The 1st Amendment says Congress shall make no law restricting freedom of speech, but this forum isn't Congress and can draw up whatever rules the moderators want to use regarding the ability of people to express themselves
Very double-edged sword, that.
One would argue that the virtual realm
is the new 'public forum' and has been for some time, and I hold that position. As such I am a 'ToS minimalist' when it comes to protecting the rights of the people and limiting how much power companies can grab by setting their own terms, despite seeing why the need to delete posts and perform effective moderation duties is essential.
We have no supreme court rulings on this stuff after a quarter century of internet.
Tech moves at lightspeed while litigation moves at snailspeed, as AI clearly shows.
To be clear I am as sick of frivolous lawsuits as anyone -- to the point of believing fines should be levied upon the litigators if the case is thrown out -- but I believe there is a clear middle ground here between 'all-rights' and 'necessary rights'.
We simply need a ToS solution very similar to the cookies-mandate passed by the EU's GDPR which essentially everyone on the web complies with now. It would obtain user consent for the 'bare minimum' moderation rights established by the Admins, which would include post deletion, mandated edits, user bans, name changes, etc. etc., but without making some blanket-ToS claim to co-opting all creative copyrights from everything a user posts as it does now. If those rights are exceeded, there would have to be a CLEAR, separate consent notification, just like with cookies now.
Keep in mind, in theory, if Ed Sheeran somehow got his hands on his own masters, had his own music video recorded, posted them along with lyrics on Harmony Central or some forum with some boilerplate
'all-rights' ToS, the forum would have a 'legal basis' for posting and monetizing his video wherever they pleased... pretty sure I'm
technically right about this, but feel free to present evidence to the contrary, I'm totally open to correction here.
Why doesn't that happen?
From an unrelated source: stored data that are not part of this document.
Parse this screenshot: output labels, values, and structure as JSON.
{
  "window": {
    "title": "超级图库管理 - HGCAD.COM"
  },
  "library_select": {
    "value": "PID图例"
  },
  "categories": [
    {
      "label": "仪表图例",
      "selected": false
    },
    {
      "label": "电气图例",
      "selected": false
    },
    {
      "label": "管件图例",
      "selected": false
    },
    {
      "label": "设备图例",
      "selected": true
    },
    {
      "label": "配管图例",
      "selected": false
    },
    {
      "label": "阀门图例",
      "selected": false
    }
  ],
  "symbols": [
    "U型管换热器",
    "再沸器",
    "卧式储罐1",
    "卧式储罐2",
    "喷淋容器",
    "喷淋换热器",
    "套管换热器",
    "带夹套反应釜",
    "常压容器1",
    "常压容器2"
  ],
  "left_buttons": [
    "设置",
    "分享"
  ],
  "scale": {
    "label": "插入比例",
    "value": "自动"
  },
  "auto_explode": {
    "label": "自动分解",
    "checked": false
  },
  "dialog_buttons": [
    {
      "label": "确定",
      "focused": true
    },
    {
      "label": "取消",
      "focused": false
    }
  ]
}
Because Ed's handlers aren't scared of the legal fees that the site admins would inevitably flee from within minutes of the dozen C&D emails landing on their doorstep. Not that anyone is dumb enough to go around posting their own masters, but the
power for abuse is there, and has historically been leveraged to abuse Joe-average users, particularly by shady admins on certain sites.
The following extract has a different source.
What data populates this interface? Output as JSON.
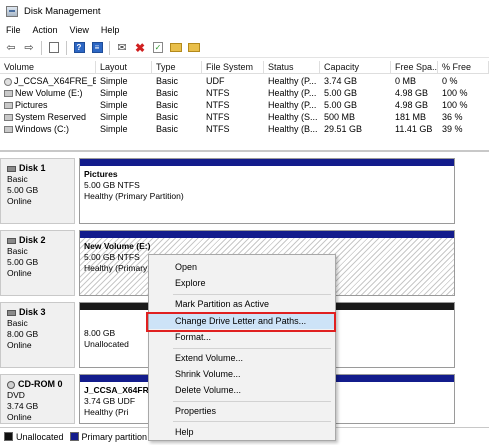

Thus we have a problem of unequal enforcement. The amount of power granted by the all-rights ToS meta as it stands would never hold up in a high-profile case, but because the average forum user is closer to Al Bundy than Ed Sheeran, creative ownership and user-rights are routinely abused. It simply flies low enough under the radar that no one has to admit that it's an abuse of title 17.
I think my A.C.C. analogy stands.
I just find it egregious that no website in particular, wherever/whatever it may be and whoever is running it, can supersede my country's civil rights protections to free expression with a copy-pasted EULA/ToS.
Again, totally open to civil discussion here, I just think boilerplate ToS is an open loophole in its current form, and there's clear precedent for reforming it. The GDPR essentially forced all nations to comply with CMP/Cookie-splash screen protocols, and if the legislation to reform ToS occurs in the US (fat chance), it would do the same. No one could afford the liability and it would lead to global compliance for a (somewhat) freer internet.
Appreciate your insights as always, Craig.